Some of our finishers deserve special mention. Connecticut’s Philip Borba was entered since a business trip brought him to our region. Unfortunately the airlines lost his suitcase, so he quickly borrowed a helmet, cycling gloves, and toe clip/pedals the night before the ride and did the brevet successfully attired in a sweater, tennis shoes and shorts! Philip showed real randonneur tenacity and didn’t let this unforeseen problem keep him from earning his medal. Hurrah! Then there was the DBC’s Mark Behning. This three-time PBP "ancien" used the Fiesta to do his first brevet on a fixed-gear bike! Mark successfully churned his 52x18 all day, no matter which the direction the wind was blowing and never coasted once! (After another fellow did last weekend’s 200 km similarly equipped, so I’m beginning to wonder if we’re seeing the start of some sort of cult who wants to make already hard bike rides even harder.) Worst luck of the day surely goes to Todd Teachout. Todd suffered six punctures, followed by Lois Springsteen’s three.

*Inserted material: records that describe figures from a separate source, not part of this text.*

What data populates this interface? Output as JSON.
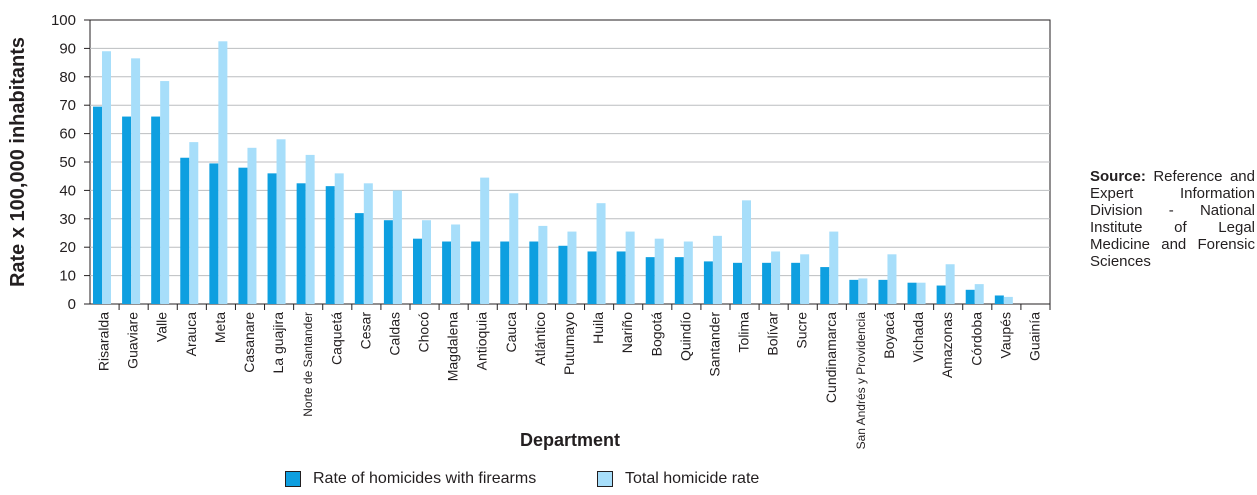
{
  "chart_data": {
    "type": "bar",
    "title": "",
    "xlabel": "Department",
    "ylabel": "Rate x 100,000 inhabitants",
    "ylim": [
      0,
      100
    ],
    "yticks": [
      0,
      10,
      20,
      30,
      40,
      50,
      60,
      70,
      80,
      90,
      100
    ],
    "grid": true,
    "legend_position": "bottom",
    "categories": [
      "Risaralda",
      "Guaviare",
      "Valle",
      "Arauca",
      "Meta",
      "Casanare",
      "La guajira",
      "Norte de Santander",
      "Caquetá",
      "Cesar",
      "Caldas",
      "Chocó",
      "Magdalena",
      "Antioquia",
      "Cauca",
      "Atlántico",
      "Putumayo",
      "Huila",
      "Nariño",
      "Bogotá",
      "Quindío",
      "Santander",
      "Tolima",
      "Bolívar",
      "Sucre",
      "Cundinamarca",
      "San Andrés y Providencia",
      "Boyacá",
      "Vichada",
      "Amazonas",
      "Córdoba",
      "Vaupés",
      "Guainía"
    ],
    "series": [
      {
        "name": "Rate of homicides with firearms",
        "color": "#0e9fe0",
        "values": [
          69.5,
          66,
          66,
          51.5,
          49.5,
          48,
          46,
          42.5,
          41.5,
          32,
          29.5,
          23,
          22,
          22,
          22,
          22,
          20.5,
          18.5,
          18.5,
          16.5,
          16.5,
          15,
          14.5,
          14.5,
          14.5,
          13,
          8.5,
          8.5,
          7.5,
          6.5,
          5,
          3,
          0
        ]
      },
      {
        "name": "Total homicide rate",
        "color": "#a7defa",
        "values": [
          89,
          86.5,
          78.5,
          57,
          92.5,
          55,
          58,
          52.5,
          46,
          42.5,
          40,
          29.5,
          28,
          44.5,
          39,
          27.5,
          25.5,
          35.5,
          25.5,
          23,
          22,
          24,
          36.5,
          18.5,
          17.5,
          25.5,
          9,
          17.5,
          7.5,
          14,
          7,
          2.5,
          0
        ]
      }
    ]
  },
  "source": {
    "label": "Source:",
    "text": "Reference and Expert Information Division - National Institute of Legal Medicine and Forensic Sciences"
  }
}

For the record, of our 48 starters we had 44 official finishers within the time limit of 13.5 hours, quite a high number under the circumstances. Among our DNFs we had one fast finisher who didn’t want to turn in his brevet card since he didn’t care about receiving his ride credit. At the other end of the spectrum, another fellow doggedly completed the course alone, but arrived at each control beyond the time limits all day (and night) long. It turned out this was only his third ride of the year (!), yet he was determined to complete the course no matter what. So, we had but two riders who turned around (and one of those had a serious medical problem to deal with.)

Though the ride was officially billed as "unsupported", we did have the ever-helpful Lee Mitchell tirelessly patrolling the course in case someone had serious trouble. I very much appreciate his long day’s service to the riders; it certainly took a lot of worries off the organizer's mind. Thanks, Lee! And special thanks also goes out to Lois Springsteen who helped with rider check-in during the frigid early morning hours, not to mention with pre-ride registration the week before. Most of all, I want to thank all the riders who came out on such a wretched day and started the ride. I never heard any whining or complaints; the positive comments at ride’s end shows what a determined, hardy group the DBC randonneurs and randonnueses truly are. BRAVO!